[Question]Where is the docs about source control(svn)?

Hello guys,

I’ve used svn for years and have tried enabled source control inside editor for a while. And I felt confused. When I pressed “checkin”, sometimes it commit changes sometimes not. The same thing happend on “checkout”, “sync”, I don’t know what they exactly mean.

As a traditional svn user, I wonder how to “update”, “commit”, “revert” and “lock”/“unlock”. Can anyone help me find docs about it?

I’m using subversion(1.9.0) and testing these by keep two editor opening on one single computer, is it why I have failed to use svn inside?

Thanks.

maybe this feature will be more available for common user in the future.

close this thread

In my experience (using SVN in UE 4.8.3), Sync is highly unreliable (doesn’t refresh assets in the editor until the editor is closed and opened again), but I never had any problems with committing my changes.

For the record, here’s a short explanation of the terms:

  • Checkout = lock a file for editing
  • Checkin = Submit = commit your changes
  • Sync = update to the latest revision
  • Depot = latest revision

You can only check in (= submit/commit) files you have checked out.

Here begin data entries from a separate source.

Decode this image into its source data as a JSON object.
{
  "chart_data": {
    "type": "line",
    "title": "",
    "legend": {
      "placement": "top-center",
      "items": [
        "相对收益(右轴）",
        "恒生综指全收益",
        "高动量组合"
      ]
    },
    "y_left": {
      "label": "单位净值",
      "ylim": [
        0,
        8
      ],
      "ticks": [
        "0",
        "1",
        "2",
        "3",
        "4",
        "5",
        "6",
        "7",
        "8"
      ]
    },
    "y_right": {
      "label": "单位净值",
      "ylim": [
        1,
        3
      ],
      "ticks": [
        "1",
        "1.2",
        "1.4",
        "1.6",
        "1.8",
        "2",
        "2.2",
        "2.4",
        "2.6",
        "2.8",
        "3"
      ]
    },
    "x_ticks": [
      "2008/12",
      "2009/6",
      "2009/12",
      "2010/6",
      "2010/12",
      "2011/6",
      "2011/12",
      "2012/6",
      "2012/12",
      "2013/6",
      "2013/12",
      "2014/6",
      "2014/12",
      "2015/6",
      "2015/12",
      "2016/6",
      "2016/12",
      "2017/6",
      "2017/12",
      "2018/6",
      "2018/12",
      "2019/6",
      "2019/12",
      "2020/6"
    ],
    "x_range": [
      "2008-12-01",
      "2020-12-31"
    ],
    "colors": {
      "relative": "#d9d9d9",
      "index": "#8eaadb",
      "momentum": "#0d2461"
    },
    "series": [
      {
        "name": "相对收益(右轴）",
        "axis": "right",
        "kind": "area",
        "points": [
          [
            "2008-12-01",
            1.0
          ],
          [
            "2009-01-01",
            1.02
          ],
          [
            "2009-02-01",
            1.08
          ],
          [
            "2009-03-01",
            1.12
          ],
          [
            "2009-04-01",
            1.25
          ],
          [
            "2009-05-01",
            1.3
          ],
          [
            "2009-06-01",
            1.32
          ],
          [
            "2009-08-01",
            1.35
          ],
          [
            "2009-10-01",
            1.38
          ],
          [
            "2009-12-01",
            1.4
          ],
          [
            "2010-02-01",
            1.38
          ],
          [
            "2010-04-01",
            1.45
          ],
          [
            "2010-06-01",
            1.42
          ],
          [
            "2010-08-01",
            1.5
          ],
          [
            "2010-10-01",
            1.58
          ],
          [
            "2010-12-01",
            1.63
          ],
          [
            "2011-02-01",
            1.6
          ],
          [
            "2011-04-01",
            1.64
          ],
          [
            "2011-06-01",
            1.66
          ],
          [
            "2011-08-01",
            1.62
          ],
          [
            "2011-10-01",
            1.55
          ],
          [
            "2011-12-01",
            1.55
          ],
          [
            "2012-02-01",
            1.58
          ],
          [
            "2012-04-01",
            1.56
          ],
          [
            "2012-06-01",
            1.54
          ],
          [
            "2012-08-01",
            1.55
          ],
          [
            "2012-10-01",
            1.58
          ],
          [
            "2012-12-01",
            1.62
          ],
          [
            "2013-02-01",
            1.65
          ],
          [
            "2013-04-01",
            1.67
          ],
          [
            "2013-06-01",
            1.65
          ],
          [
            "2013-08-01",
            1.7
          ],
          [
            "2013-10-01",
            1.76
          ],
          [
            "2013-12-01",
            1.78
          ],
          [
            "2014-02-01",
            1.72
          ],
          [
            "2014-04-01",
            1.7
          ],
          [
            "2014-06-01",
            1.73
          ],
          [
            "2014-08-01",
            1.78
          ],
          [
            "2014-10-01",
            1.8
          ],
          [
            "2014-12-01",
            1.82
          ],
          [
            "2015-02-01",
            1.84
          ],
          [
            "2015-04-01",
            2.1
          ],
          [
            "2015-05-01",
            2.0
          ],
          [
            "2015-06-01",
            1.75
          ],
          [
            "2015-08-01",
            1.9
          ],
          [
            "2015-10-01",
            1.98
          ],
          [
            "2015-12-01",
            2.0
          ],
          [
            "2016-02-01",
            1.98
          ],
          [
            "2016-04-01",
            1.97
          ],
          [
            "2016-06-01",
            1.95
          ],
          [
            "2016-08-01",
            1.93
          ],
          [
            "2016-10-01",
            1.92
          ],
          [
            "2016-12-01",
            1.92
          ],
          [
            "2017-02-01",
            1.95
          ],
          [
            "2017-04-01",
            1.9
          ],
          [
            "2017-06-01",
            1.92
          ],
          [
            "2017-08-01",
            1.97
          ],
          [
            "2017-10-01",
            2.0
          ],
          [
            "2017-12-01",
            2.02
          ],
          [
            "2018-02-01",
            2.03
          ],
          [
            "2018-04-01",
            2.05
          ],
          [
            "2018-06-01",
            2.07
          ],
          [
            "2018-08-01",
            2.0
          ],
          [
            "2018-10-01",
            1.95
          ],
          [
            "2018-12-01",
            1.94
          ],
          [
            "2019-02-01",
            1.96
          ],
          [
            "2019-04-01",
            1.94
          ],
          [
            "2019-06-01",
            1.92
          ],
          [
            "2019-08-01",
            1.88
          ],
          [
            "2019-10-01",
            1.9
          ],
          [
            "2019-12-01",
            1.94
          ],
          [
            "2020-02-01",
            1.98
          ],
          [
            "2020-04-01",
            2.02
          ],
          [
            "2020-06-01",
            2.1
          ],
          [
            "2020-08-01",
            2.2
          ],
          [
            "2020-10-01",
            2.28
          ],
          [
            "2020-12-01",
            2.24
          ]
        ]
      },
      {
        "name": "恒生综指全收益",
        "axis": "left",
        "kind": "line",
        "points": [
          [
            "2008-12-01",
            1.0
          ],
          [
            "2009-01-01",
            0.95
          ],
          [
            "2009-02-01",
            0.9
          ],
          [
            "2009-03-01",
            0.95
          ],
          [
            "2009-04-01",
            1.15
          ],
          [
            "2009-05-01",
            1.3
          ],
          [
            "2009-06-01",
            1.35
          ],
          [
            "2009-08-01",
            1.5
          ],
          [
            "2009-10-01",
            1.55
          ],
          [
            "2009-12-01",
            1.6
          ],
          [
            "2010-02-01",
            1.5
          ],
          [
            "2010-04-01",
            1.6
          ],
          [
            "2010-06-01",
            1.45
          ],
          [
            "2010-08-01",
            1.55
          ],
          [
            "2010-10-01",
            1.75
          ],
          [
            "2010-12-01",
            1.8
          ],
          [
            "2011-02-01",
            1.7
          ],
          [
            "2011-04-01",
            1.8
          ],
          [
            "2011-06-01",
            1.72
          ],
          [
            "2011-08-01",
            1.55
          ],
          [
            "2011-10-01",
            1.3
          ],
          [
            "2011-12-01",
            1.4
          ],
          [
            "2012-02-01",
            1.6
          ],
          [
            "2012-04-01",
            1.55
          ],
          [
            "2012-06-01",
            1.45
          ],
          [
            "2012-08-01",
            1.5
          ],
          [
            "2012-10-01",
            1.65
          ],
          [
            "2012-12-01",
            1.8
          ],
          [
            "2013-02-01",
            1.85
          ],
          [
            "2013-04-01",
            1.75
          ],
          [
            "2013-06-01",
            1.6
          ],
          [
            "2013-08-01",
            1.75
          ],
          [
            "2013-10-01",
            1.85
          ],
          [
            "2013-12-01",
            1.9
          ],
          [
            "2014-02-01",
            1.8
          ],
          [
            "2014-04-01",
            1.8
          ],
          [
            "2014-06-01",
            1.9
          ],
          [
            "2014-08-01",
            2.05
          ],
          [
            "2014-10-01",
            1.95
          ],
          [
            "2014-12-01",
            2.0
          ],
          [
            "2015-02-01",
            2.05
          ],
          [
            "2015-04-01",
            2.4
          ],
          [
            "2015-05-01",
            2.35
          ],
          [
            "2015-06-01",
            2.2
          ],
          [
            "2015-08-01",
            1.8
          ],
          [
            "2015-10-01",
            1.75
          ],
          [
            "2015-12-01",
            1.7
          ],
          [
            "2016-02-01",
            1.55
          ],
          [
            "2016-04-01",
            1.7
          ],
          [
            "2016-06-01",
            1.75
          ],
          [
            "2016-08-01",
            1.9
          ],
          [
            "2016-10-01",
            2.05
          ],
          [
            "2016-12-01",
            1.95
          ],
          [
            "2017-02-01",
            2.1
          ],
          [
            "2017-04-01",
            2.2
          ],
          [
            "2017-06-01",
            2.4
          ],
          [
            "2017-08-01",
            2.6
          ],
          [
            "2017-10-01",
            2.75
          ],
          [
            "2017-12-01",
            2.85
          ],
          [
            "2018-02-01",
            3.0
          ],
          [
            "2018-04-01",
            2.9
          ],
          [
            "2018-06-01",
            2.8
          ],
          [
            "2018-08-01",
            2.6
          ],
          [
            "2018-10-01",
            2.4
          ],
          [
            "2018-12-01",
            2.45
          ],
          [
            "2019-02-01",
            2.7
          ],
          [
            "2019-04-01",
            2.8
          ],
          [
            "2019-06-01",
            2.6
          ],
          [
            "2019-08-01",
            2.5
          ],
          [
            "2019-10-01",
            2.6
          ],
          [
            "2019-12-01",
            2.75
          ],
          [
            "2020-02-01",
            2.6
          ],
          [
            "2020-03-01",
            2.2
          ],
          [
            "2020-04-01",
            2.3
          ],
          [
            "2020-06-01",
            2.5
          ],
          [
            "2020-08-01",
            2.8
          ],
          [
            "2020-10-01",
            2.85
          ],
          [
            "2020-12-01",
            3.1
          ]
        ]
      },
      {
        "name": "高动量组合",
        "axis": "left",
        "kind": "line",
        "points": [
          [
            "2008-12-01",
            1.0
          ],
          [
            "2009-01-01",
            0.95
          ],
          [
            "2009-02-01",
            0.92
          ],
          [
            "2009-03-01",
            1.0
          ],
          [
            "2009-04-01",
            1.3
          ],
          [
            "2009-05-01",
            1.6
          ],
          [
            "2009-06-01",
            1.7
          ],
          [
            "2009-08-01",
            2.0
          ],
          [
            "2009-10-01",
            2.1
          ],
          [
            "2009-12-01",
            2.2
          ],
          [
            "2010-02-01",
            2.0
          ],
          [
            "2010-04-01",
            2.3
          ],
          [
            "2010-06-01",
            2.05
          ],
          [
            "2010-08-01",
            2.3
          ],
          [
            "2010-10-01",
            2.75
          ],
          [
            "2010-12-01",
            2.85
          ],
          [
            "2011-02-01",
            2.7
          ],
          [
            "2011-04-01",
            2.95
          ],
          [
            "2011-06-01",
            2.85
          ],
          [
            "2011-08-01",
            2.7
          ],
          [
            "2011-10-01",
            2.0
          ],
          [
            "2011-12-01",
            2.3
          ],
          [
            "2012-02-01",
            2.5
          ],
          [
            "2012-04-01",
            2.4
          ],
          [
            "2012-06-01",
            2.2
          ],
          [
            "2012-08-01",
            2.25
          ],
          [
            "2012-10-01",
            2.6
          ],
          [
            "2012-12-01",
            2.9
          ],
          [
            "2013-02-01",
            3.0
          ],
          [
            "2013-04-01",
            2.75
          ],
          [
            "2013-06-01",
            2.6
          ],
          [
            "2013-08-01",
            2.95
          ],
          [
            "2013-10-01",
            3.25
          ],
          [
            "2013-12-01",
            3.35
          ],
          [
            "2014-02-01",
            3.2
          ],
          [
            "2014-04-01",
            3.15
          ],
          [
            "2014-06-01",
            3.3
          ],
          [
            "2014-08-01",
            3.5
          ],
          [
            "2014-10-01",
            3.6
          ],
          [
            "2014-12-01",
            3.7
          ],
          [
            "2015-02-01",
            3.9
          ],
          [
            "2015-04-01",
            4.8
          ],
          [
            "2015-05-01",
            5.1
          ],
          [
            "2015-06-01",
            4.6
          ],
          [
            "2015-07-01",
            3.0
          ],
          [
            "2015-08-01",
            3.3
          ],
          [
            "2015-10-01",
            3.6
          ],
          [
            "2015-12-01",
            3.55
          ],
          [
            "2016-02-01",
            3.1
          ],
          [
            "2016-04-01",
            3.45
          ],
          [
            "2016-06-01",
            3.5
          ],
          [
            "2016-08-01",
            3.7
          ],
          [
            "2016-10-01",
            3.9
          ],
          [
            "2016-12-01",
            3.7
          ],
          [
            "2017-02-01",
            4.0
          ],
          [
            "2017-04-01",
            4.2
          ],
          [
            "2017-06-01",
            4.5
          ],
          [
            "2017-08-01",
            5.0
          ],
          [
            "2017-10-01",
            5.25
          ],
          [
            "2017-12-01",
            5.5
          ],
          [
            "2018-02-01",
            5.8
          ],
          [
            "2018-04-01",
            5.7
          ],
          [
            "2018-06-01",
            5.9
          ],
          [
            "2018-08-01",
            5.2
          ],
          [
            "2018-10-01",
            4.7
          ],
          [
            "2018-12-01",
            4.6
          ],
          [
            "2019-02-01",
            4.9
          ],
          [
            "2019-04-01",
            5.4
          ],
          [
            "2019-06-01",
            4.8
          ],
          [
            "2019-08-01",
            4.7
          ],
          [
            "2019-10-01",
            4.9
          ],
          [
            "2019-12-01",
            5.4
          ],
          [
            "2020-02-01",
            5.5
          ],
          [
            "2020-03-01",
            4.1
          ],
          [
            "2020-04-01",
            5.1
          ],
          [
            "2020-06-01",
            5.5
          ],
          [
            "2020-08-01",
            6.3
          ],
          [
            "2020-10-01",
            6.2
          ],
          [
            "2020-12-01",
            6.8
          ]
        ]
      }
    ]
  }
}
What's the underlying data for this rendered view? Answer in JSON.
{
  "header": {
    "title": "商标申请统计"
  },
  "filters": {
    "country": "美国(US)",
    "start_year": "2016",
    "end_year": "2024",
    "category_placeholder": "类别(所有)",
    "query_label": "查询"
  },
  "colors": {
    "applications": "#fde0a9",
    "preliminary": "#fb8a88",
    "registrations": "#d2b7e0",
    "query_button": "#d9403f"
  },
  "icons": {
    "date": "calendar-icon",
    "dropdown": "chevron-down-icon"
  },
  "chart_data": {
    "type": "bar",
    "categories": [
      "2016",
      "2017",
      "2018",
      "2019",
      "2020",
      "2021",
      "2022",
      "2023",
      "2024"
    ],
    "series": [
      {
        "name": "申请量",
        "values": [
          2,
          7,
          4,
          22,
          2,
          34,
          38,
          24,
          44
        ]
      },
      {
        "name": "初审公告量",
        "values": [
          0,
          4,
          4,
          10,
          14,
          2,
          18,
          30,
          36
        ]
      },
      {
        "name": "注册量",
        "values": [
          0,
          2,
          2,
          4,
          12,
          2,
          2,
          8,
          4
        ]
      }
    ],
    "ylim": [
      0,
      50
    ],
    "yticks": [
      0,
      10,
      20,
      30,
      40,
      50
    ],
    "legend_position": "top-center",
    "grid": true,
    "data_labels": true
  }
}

They’ll be marked with a red tick symbol.
I’ve been unable to release the lock on a file I checked out without either reverting or committing my changes.

We’re currently using both TortoiseSVN and the in-editor source control concurrently. We use them for different tasks, though:

TortoiseSVN:

  • the initial checkout of the project
  • update to the latest revision
  • revert to previous revisions
  • view the change log of the entire project
  • view the change log of text files (C++, configs)
  • release file locks (without committing or reverting)

In-editor source control:

  • checkout (lock) assets I’m working on
  • commit changes
  • view the change log of a specific Blueprint
  • view Blueprint diffs (including local changes)
  • revert my local changes on a Blueprint

I always have several checkouts of the same project lying around (usually at different revisions), so I can tell you with absolute certainty that this has never been a problem at all. However, you won’t be able to test file locks that way because your locks will always affect both repositories.

Thanks a lot for the detailed reply.

As you’ve post, in-editor source control has certain benefits, like view BP diffs. But it still needs some works to do to get better points.